Etwas distanzierter hat sich der Historiker Hans-Christof Kraus mit dem konservativen Intellektuellen in der frühen Bundesrepublik befasst. „Es gereicht heutiger deutscher Geisteskultur nicht eben zur Ehre, dass eine solch sprachmächtige und stilbildende Persönlichkeit aus dem intellektuellen Haushalt der Gegenwart verdrängt worden ist“, so Kraus in dem Sammelband „Die kupierte Alternative. Konservatismus in Deutschland nach 1945“. Selbst seine linken Bewunderer Fritz J. Raddatz und Klaus Harpprecht hätten nach seinem Tod vergeblich versucht, wieder mehr Aufmerksamkeit für den blendenden Stilisten zu schaffen. Kraus plädiert für eine Wiederentdeckung des Autors, da ohne sein Werk ein Bild des deutschen Geisteslebens vor und nach 1945 nicht möglich sei.
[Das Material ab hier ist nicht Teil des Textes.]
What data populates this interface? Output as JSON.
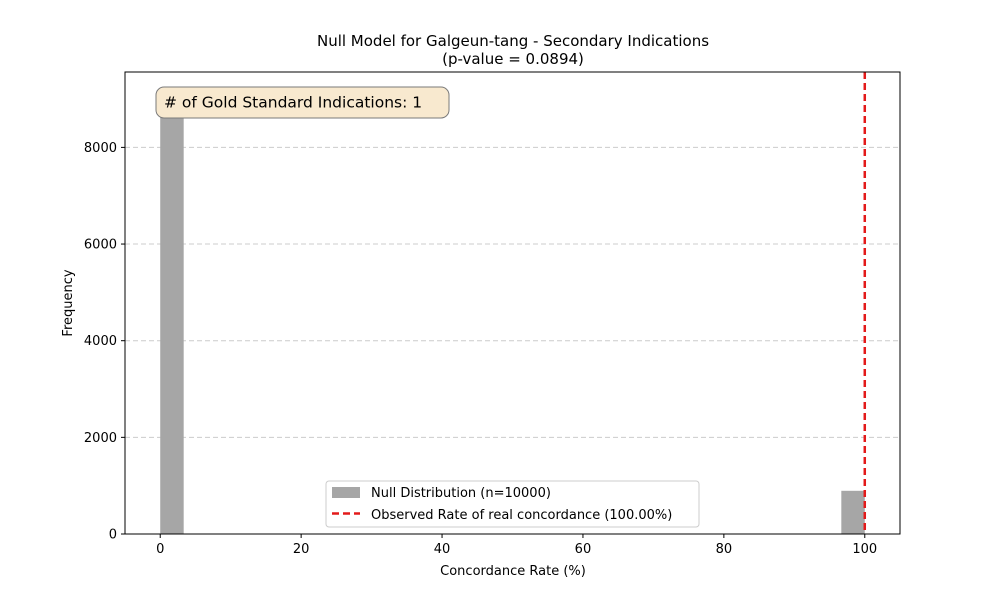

Die Protagonisten der Gruppe 47, die Sieburg nicht nur literarisch, sondern auch ästhetisch zuwider waren, haben es erfolgreich verstanden, die Kulturgeschichte der frühen Bundesrepublik auch im Nachhinein ganz für sich zu vereinnahmen.
Kraus räumt auch ein wenig damit auf, Sieburg sei völlig unpolitisch gewesen. Sicher, seine Bemühungen, als Vermittler zwischen Deutschland und Frankreich zu gelten, mussten spätestens seit seiner Verstrickung in die politischen Undurchschaubarkeiten der deutschen Besatzung in Paris als gescheitert betrachtet werden. Es gehöre aber zu Sieburgs größten politischen Verdiensten, so Kraus, daß er auch in den fünfziger und sechziger Jahren unbeirrbar auf der Aktualität der deutschen Frage beharrt habe: „(…)Sieburg nahm sich das Recht heraus, sich zum Sprecher derjenigen Millionen von Deutschen zu machen, die von Berlin und vom Erbe Preußens nicht lassen wollten.“
Sieburg war beileibe kein Nationalneutralist und hat auch keine vollständige Rückkehr seiner Landsleute zu jüngst vergangenen Verhaltensweisen gewünscht; trotzdem war er ein Kritiker der jungen Bundesrepublik, die er in einem Kult des Materiellen ertrinken sah. Beim Adenauer-Staat handele es sich ausschließlich um ein Wirtschaftssystem, über das ein wohl funktionierender Staatsapparat gestülpt sei, mokierte er sich beispielsweise. Es blieb nicht aus, dass ihm die „Amerikanisierung“ der deutschen Kultur ebenfalls ein Dorn im Auge war.
Sicherlich ist noch nicht das letzte Wort über Sieburg gesprochen. Der Literaturkritiker Tilman Krause, der über Sieburg promoviert worden ist, schrieb zum vierzigsten Todestag des Publizisten, seine Zeit werde noch kommen: „Eleganz und Charme setzen sich durch“.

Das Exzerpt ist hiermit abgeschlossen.